Da sind wir nämlich beim nächsten Punkt… oh… böses Facebook… jetzt können korrupte Schurkenstaaten Stasi-Profile mittels Facebook bilden! Und Unternehmen können uns Kontext-bezogene Werbung anbieten! Die wissen alles! Gläserne Menschen! DRAMA!!!!! Ich rolle jetzt schon wieder die Augen. Werdet. Endlich. Erwachsen. Ich weiß ja nicht was ihr so auf Facebook postet, aber wenn sich jemals Mahmud Ahmadinedschad oder Sarah Palin für mein Facebookprofil interessiert werden sie da hauptsächlich Musikvideos, Fotos mit Freunden, gelegentliche Netz- und politische Artikel und ganz ganz ganz viel Unsinn finden. Uhhhh. Was sagt das dann über mich aus? Jo, ich bin in der SPD. Steht da auch. Verweigert mir deswegen jemand die Einreise, gerne. In euer Kackland will ich dann eh nicht. Und sonst? Noch mal. Wovor habt ihr Angst?! So lange man keine extremistischen Menschenverachtenden Angaben macht, hat man doch gar kein Problem. Wir leben nun mal nicht in der DDR von 1973. Wir leben auch nicht in Nazi-Deutschland von 1942. Wir sind hier, 2011, und selbst wenn es ein komplettes Profil über mich gibt, das tatsächlich der Wahrheit nahe KÄME, so vertraue ich doch auf Rechtsstaatlichkeit und Grundprinzipien der Demokratie.

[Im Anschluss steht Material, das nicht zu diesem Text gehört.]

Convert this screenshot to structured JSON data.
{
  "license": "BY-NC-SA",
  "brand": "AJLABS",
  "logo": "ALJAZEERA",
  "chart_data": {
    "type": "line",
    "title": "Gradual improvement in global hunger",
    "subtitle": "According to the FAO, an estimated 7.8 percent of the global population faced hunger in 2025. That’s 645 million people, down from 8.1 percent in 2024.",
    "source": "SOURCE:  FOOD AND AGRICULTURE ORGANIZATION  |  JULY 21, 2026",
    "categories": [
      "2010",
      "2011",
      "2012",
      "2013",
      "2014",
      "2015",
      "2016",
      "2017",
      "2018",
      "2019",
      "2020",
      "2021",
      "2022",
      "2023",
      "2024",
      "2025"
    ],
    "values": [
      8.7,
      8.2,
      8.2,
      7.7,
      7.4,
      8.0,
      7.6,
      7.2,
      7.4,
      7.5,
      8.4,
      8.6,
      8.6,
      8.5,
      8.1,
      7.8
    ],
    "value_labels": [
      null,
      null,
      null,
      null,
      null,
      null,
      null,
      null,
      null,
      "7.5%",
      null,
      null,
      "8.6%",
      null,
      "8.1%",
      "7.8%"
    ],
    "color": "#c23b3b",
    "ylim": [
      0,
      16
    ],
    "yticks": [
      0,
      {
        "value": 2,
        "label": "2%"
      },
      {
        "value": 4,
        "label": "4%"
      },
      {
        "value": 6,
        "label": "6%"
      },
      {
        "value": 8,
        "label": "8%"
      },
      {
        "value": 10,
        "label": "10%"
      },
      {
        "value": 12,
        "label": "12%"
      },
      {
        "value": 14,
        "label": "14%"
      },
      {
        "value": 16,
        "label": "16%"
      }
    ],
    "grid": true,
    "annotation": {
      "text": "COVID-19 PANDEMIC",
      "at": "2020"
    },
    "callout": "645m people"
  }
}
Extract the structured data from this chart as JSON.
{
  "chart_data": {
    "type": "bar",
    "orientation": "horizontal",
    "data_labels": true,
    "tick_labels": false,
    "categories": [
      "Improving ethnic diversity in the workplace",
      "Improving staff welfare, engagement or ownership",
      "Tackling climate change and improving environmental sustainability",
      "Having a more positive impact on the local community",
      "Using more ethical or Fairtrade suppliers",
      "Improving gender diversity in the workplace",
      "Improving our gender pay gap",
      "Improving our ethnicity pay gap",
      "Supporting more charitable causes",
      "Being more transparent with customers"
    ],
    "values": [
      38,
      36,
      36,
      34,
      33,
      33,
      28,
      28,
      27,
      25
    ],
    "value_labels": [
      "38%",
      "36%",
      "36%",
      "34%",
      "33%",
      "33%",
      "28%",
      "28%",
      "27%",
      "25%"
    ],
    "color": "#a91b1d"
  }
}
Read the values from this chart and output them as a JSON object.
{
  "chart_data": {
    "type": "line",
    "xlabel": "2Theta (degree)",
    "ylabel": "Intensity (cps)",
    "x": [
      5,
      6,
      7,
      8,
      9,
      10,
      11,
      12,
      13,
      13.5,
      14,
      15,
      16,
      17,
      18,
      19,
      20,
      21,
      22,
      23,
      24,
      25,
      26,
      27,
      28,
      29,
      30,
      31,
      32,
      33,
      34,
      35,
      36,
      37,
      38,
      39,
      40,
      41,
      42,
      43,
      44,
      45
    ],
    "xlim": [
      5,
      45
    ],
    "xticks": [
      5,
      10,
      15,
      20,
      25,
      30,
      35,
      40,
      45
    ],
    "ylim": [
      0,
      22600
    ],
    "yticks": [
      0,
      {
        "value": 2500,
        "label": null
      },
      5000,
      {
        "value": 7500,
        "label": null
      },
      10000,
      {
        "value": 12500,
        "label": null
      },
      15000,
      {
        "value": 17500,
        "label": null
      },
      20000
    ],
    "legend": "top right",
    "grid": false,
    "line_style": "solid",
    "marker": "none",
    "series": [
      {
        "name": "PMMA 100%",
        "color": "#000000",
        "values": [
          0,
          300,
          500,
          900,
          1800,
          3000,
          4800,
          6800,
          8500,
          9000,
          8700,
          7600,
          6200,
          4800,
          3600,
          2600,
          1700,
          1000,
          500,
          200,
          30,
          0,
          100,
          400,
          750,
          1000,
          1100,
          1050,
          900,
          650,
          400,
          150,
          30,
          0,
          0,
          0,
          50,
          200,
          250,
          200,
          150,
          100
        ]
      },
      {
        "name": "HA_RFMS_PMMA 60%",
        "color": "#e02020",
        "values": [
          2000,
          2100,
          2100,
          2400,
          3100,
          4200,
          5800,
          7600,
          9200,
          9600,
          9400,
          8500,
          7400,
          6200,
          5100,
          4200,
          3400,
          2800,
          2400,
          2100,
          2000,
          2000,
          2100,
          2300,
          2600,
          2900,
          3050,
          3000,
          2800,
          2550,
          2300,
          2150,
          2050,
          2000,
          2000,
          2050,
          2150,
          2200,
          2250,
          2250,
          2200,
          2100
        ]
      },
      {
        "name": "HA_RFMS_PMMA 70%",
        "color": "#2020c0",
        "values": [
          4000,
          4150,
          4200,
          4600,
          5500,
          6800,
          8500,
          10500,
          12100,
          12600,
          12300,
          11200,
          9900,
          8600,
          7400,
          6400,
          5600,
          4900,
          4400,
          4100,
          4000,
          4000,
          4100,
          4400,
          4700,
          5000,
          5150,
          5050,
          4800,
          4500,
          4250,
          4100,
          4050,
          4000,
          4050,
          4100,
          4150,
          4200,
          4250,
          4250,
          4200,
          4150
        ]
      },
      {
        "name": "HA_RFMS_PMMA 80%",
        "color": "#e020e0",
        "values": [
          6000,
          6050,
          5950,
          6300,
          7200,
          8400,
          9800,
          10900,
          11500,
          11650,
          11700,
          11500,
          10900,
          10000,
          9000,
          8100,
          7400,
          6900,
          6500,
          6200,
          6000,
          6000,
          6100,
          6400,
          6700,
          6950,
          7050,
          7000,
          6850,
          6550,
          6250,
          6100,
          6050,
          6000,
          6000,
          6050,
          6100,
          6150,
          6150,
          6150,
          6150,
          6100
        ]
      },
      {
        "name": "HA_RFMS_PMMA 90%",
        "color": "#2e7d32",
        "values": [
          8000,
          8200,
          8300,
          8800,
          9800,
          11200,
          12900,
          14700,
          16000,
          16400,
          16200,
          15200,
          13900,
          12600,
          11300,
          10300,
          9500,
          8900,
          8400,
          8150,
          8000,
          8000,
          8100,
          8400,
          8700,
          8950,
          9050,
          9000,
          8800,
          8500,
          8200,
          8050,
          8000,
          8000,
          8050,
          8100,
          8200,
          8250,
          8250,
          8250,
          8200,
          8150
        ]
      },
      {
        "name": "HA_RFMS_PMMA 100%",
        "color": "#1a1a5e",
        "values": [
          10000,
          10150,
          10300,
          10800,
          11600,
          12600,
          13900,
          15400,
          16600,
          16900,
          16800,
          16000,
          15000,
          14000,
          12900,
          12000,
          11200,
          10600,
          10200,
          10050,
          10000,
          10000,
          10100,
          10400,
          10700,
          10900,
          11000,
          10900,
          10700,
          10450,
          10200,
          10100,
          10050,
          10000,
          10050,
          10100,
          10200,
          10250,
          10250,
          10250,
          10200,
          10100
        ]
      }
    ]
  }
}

Ob da jetzt dann Sachen stehen, von denen ich nicht möchte, dass meine Eltern, bestimmte Bekannte oder meine Kollegen das lesen, okay. Anderes Thema. Aber bitteschön, hallihallo, da muss man nun mal selbstverantwortlich posten. Klar habe ich mit 22 mehr Unsinn gepostet als heute. Wenn jemand diese Statusmeldungen findet und gegen mich verwenden will… lol… viel Spaß. I dont give a fuck. Das ist mein Leben. Deal with it. Ein bisschen Räson beim Posten, und alles ist im Lack, oder? Sich mal die Privatsspähre Einstellungen zu Gemüte zu führen hat übrigens auch noch niemandem geschadet… Zwinker, Zwinker.
Max Schrems schreibt auf FAZ.net:
Facebook weiß Dinge, die wir nie preisgeben wollten.
Moment, ich bin verwirrt. Weiß es das wirklich? Und woher? Von wem???? Also, komm. Was für ein Schwachsinn, irgendjemand muss diese Daten ja eingeben (und, ja, selbst die Ortungsdienste kann man ausschalten).
Die Macht von Facebook wird dem Einzelnen erst bewusst, wenn sie gebraucht oder gar missbraucht wird. Dann ist es aber üblicherweise zu spät.
Uhhhhhh uhhhhh….. Nochmal. Die Macht ist mit dir, Luke. Du selbst entscheidest was du da eingibst. Facebook ist nicht der ominöse Schatten der dich verfolgt. Du selbst entscheidest was du postest. Also bitte. Wo. Ist. Das. Problem. Aber, okay, warte, vielleicht ja hier:
Verfechter der totalen Transparenz gehen davon aus, dass sich die Gesellschaft daran gewöhnt, von jedem alles zu wissen, und damit auch die Toleranz steigt.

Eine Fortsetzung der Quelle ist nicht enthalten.